Plus de 300 joueurs étaient au départ de la Jupiler Pro League cette saison. Chacun avait ses attentes, ses rêves, ses ambitions, son histoire. Chaque mois, le Footballeur Secret de Sport/Foot Magazine nous entraîne dans les coulisses de notre championnat.

« Quand je dis que la vie d’un réserviste peut être dure, je sais de quoi je parle. Je ne suis pas abonné au banc mais je sais ce que c’est de ne pas être prioritaire. Chaque joueur réagit à sa façon. Dans mon club précédent, il y avait un attaquant qui ne parvenait pas à rivaliser avec son collègue et lui souhaitait tout le mal du monde pour pouvoir prendre sa place. Vous ne m’entendrez jamais dire que je souhaite à mon rival de se blesser gravement.

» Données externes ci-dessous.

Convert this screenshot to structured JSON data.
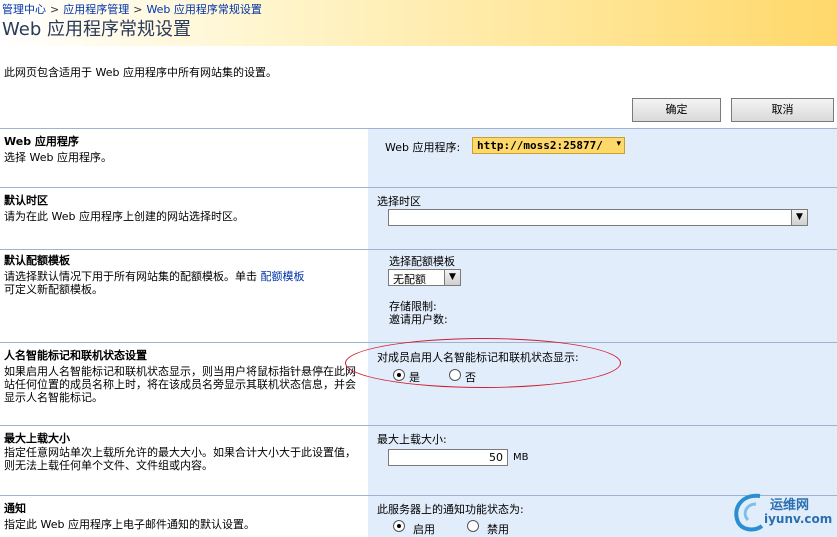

Quand je suis sur le banc, je pense avant tout à ma prime. Mais je ne suis pas du tout dans le match. Je suis parfois tellement dégoûté que je n’ai même pas envie de faire la fête lorsque nous marquons. Mais je sais que nous sommes filmés, alors je fais semblant. Et je peux vous assurer que sur le banc, ça jase. Surtout les joueurs qui sont écartés contre leur gré. On entend des choses comme : pourquoi est-ce moi qui paye alors que l’autre n’en touche pas une ?

Pour ceux qui ne sont pas sur la feuille, c’est encore pire. Pour le dire platement : on a juste envie que l’équipe perde. Histoire que, la prochaine fois, l’entraîneur écarte un autre joueur. Chez nous, l’entraîneur emmène toujours plus de 18 joueurs et cela entraîne des situations bizarres. Tout le monde doit s’échauffer et c’est peu avant le coup d’envoi qu’on apprend le nom de celui qui saute. Ce n’est pas agréable du tout.

Entre le moment où on monte sur le terrain et celui où on rentre au vestiaire, on pense à des tas de choses. J’ai trouvé un truc pour ne pas rester trop longtemps dans le doute. J’essaye de savoir par le biais d’un membre du staff qui seront les sept réservistes. Ce qui me dérange le plus, c’est que c’est un adjoint qui nous dit que nous devrons rester dans la tribune. Je pense que l’entraîneur n’ose pas affronter les joueurs mécontents. Je préférerais qu’il me dise lui-même pourquoi il n’a pas besoin de moi.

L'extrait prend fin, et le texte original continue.